Hmmm, at 1080p the 6950 takes 5 of Hexus' gaming tests, vs 2 for the GTX560. Looks like an out and out win for AMD.
But then there's the Gigabyte SOC, which hammers the 6950 at 1080p and mixes it handily with the 6970.
Pricewise a bone stock 6950 2GB is ~ £30 more expensive than a GTX560. The 1GB version will help to address some of that and should provide similar performance up to 1080p, but as far as I can see I can't buy a 1GB 6950 in the UK today - and until they become available at retail the 6950 1GB is irrelevant.

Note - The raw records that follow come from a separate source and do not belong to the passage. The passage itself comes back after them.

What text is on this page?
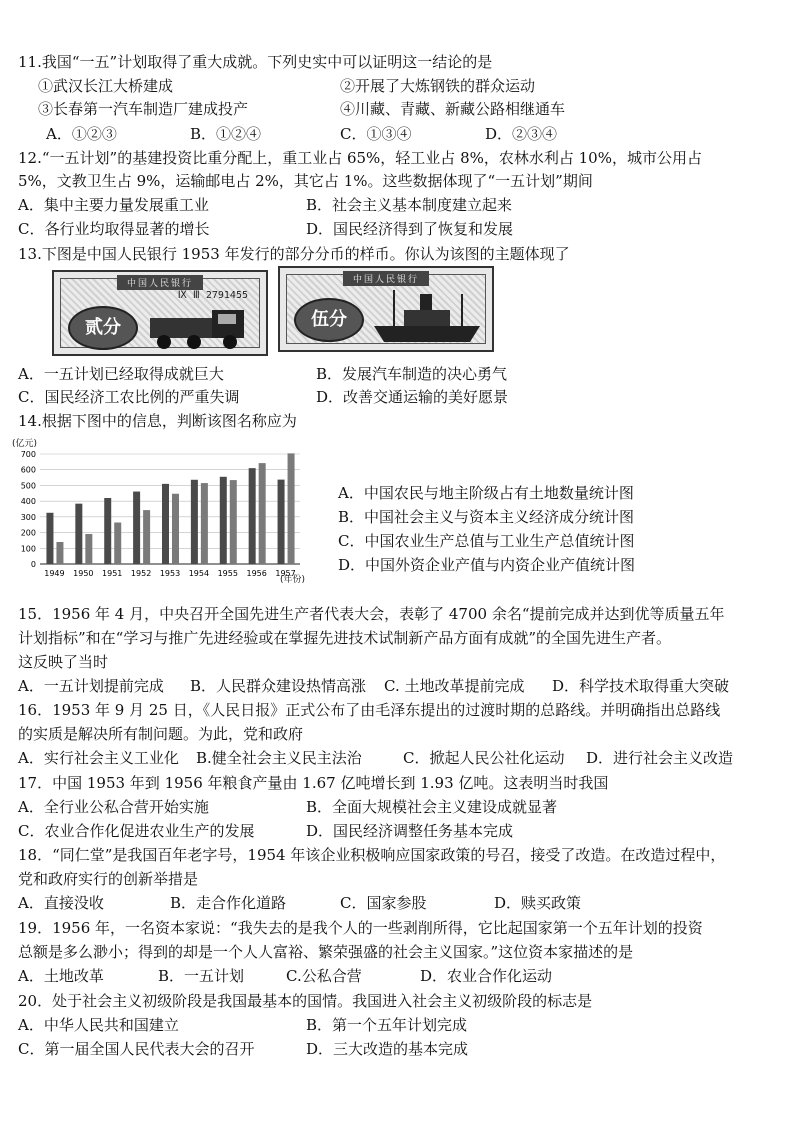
11.我国“一五”计划取得了重大成就。下列史实中可以证明这一结论的是
①武汉长江大桥建成	②开展了大炼钢铁的群众运动
③长春第一汽车制造厂建成投产	④川藏、青藏、新藏公路相继通车
A．①②③	B．①②④	C．①③④	D．②③④
12.“一五计划”的基建投资比重分配上，重工业占 65%，轻工业占 8%，农林水利占 10%，城市公用占
5%，文教卫生占 9%，运输邮电占 2%，其它占 1%。这些数据体现了“一五计划”期间
A．集中主要力量发展重工业	B．社会主义基本制度建立起来
C．各行业均取得显著的增长	D．国民经济得到了恢复和发展
13.下图是中国人民银行 1953 年发行的部分分币的样币。你认为该图的主题体现了
中国人民银行
Ⅸ Ⅲ 2791455
贰分
中国人民银行
伍分
A．一五计划已经取得成就巨大	B．发展汽车制造的决心勇气
C．国民经济工农比例的严重失调	D．改善交通运输的美好愿景
14.根据下图中的信息，判断该图名称应为
(亿元)
0
100
200
300
400
500
600
700
1949 1950 1951 1952 1953 1954 1955 1956 1957
(年份)
A．中国农民与地主阶级占有土地数量统计图
B．中国社会主义与资本主义经济成分统计图
C．中国农业生产总值与工业生产总值统计图
D．中国外资企业产值与内资企业产值统计图
15．1956 年 4 月，中央召开全国先进生产者代表大会，表彰了 4700 余名“提前完成并达到优等质量五年
计划指标”和在“学习与推广先进经验或在掌握先进技术试制新产品方面有成就”的全国先进生产者。
这反映了当时
A．一五计划提前完成 B．人民群众建设热情高涨 C. 土地改革提前完成 D．科学技术取得重大突破
16．1953 年 9 月 25 日，《人民日报》正式公布了由毛泽东提出的过渡时期的总路线。并明确指出总路线
的实质是解决所有制问题。为此，党和政府
A．实行社会主义工业化 B.健全社会主义民主法治	C．掀起人民公社化运动 D．进行社会主义改造
17．中国 1953 年到 1956 年粮食产量由 1.67 亿吨增长到 1.93 亿吨。这表明当时我国
A．全行业公私合营开始实施	B．全面大规模社会主义建设成就显著
C．农业合作化促进农业生产的发展	D．国民经济调整任务基本完成
18．“同仁堂”是我国百年老字号，1954 年该企业积极响应国家政策的号召，接受了改造。在改造过程中，
党和政府实行的创新举措是
A．直接没收	B．走合作化道路	C．国家参股	D．赎买政策
19．1956 年，一名资本家说：“我失去的是我个人的一些剥削所得，它比起国家第一个五年计划的投资
总额是多么渺小；得到的却是一个人人富裕、繁荣强盛的社会主义国家。”这位资本家描述的是
A．土地改革	B．一五计划	C.公私合营	D．农业合作化运动
20．处于社会主义初级阶段是我国最基本的国情。我国进入社会主义初级阶段的标志是
A．中华人民共和国建立	B．第一个五年计划完成
C．第一届全国人民代表大会的召开	D．三大改造的基本完成
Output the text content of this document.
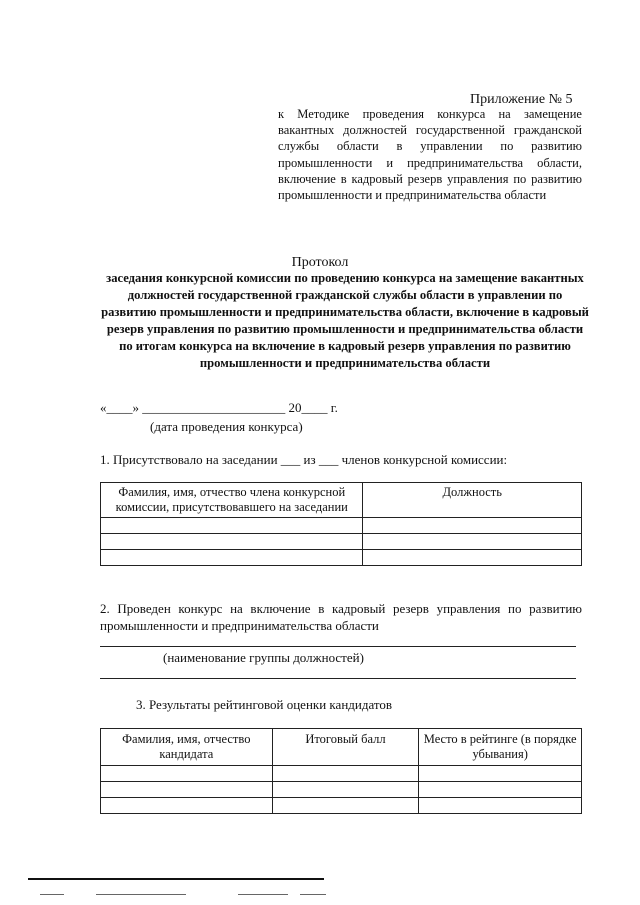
Приложение № 5
к Методике проведения конкурса на замещение вакантных должностей государственной гражданской службы области в управлении по развитию промышленности и предпринимательства области, включение в кадровый резерв управления по развитию промышленности и предпринимательства области
Протокол
заседания конкурсной комиссии по проведению конкурса на замещение вакантных должностей государственной гражданской службы области в управлении по развитию промышленности и предпринимательства области, включение в кадровый резерв управления по развитию промышленности и предпринимательства области по итогам конкурса на включение в кадровый резерв управления по развитию промышленности и предпринимательства области
«____» ______________________ 20____ г.
(дата проведения конкурса)
1. Присутствовало на заседании ___ из ___ членов конкурсной комиссии:
Фамилия, имя, отчество члена конкурсной комиссии, присутствовавшего на заседании	Должность

2. Проведен конкурс на включение в кадровый резерв управления по развитию промышленности и предпринимательства области
(наименование группы должностей)
3. Результаты рейтинговой оценки кандидатов
Фамилия, имя, отчество кандидата	Итоговый балл	Место в рейтинге (в порядке убывания)
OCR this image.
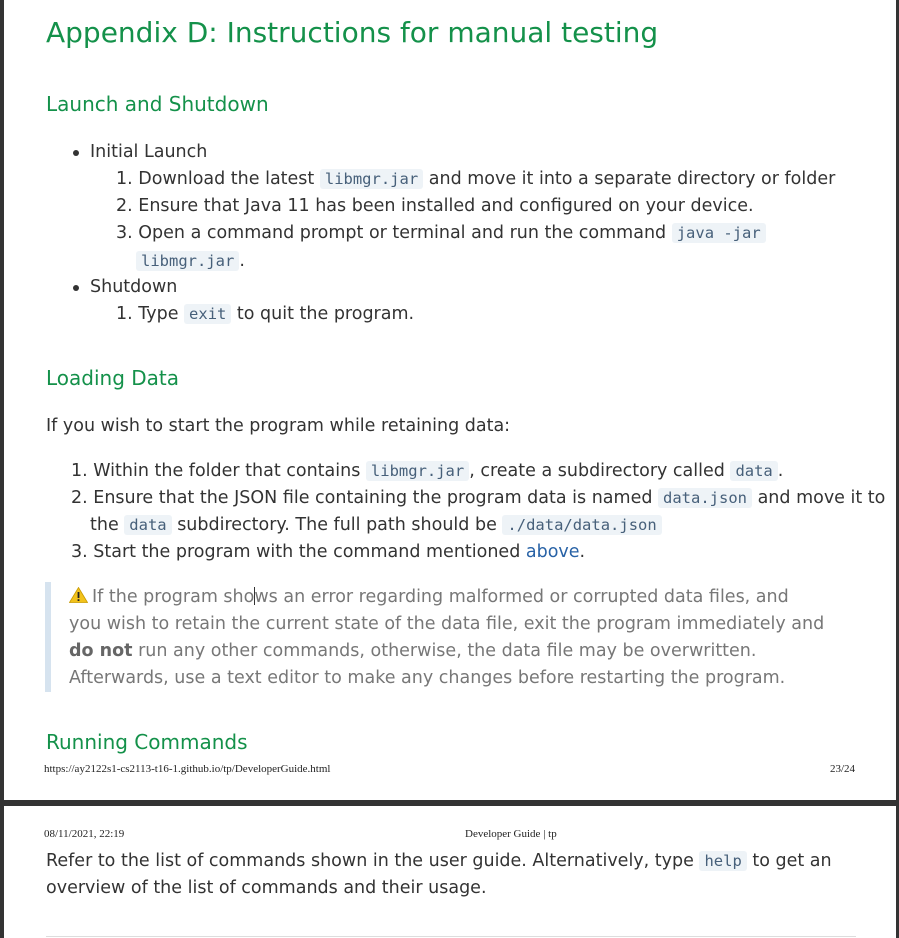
Appendix D: Instructions for manual testing
Launch and Shutdown
Initial Launch
1. Download the latest libmgr.jar and move it into a separate directory or folder
2. Ensure that Java 11 has been installed and configured on your device.
3. Open a command prompt or terminal and run the command java -jar
libmgr.jar .
Shutdown
1. Type exit to quit the program.
Loading Data
If you wish to start the program while retaining data:
1. Within the folder that contains libmgr.jar , create a subdirectory called data .
2. Ensure that the JSON file containing the program data is named data.json and move it to
the data subdirectory. The full path should be ./data/data.json
3. Start the program with the command mentioned above.
If the program shows an error regarding malformed or corrupted data files, and
you wish to retain the current state of the data file, exit the program immediately and
do not run any other commands, otherwise, the data file may be overwritten.
Afterwards, use a text editor to make any changes before restarting the program.
Running Commands
https://ay2122s1-cs2113-t16-1.github.io/tp/DeveloperGuide.html	23/24
08/11/2021, 22:19	Developer Guide | tp
Refer to the list of commands shown in the user guide. Alternatively, type help to get an
overview of the list of commands and their usage.
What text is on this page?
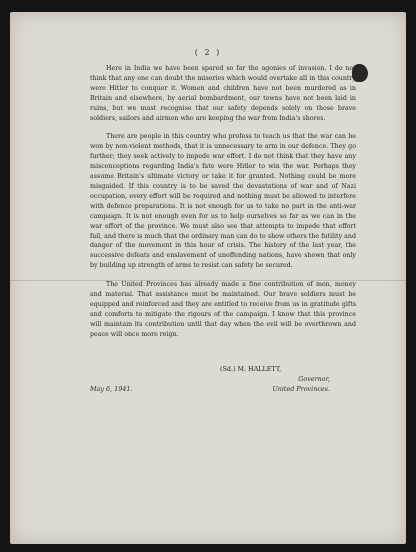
( 2 )

Here in India we have been spared so far the agonies of invasion. I do not think that any one can doubt the miseries which would overtake all in this country were Hitler to conquer it. Women and children have not been murdered as in Britain and elsewhere, by aerial bombardment, our towns have not been laid in ruins, but we must recognise that our safety depends solely on those brave soldiers, sailors and airmen who are keeping the war from India's shores.

There are people in this country who profess to teach us that the war can be won by non-violent methods, that it is unnecessary to arm in our defence. They go further; they seek actively to impede war effort. I do not think that they have any misconceptions regarding India's fate were Hitler to win the war. Perhaps they assume Britain's ultimate victory or take it for granted. Nothing could be more misguided. If this country is to be saved the devastations of war and of Nazi occupation, every effort will be required and nothing must be allowed to interfere with defence preparations. It is not enough for us to take no part in the anti-war campaign. It is not enough even for us to help ourselves so far as we can in the war effort of the province. We must also see that attempts to impede that effort fail, and there is much that the ordinary man can do to show others the futility and danger of the movement in this hour of crisis. The history of the last year, the successive defeats and enslavement of unoffending nations, have shown that only by building up strength of arms to resist can safety be secured.

The United Provinces has already made a fine contribution of men, money and material. That assistance must be maintained. Our brave soldiers must be equipped and reinforced and they are entitled to receive from us in gratitude gifts and comforts to mitigate the rigours of the campaign. I know that this province will maintain its contribution until that day when the evil will be overthrown and peace will once more reign.

May 6, 1941.
(Sd.) M. HALLETT,
Governor,
United Provinces.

Add to that that there are factory overclocked GTX560s in the shops now priced at the same level or lower than a 6950 2GB, whereas the only factory overclocked 6950 available is an ASUS with a whopping 10MHz core overclock
It won't take much of a core overclock to put the GTX560 uniformly ahead of a 6950, and Scan have OCed cards from MSI (880MHz) and Gigabyte (900MHz) at < £210 which would probably do the trick.
So
tbh it's not as clear cut a win for AMD as it might look on the surface. The 6950 still retains the bang-for-watt advantage that AMD have had for generations, and does have a performance advantage at stock clocks, but the GTX560 is cheaper, quieter, and is close enough in performance terms that overclocked versions,
which are already readily available, can make up the stock performance difference.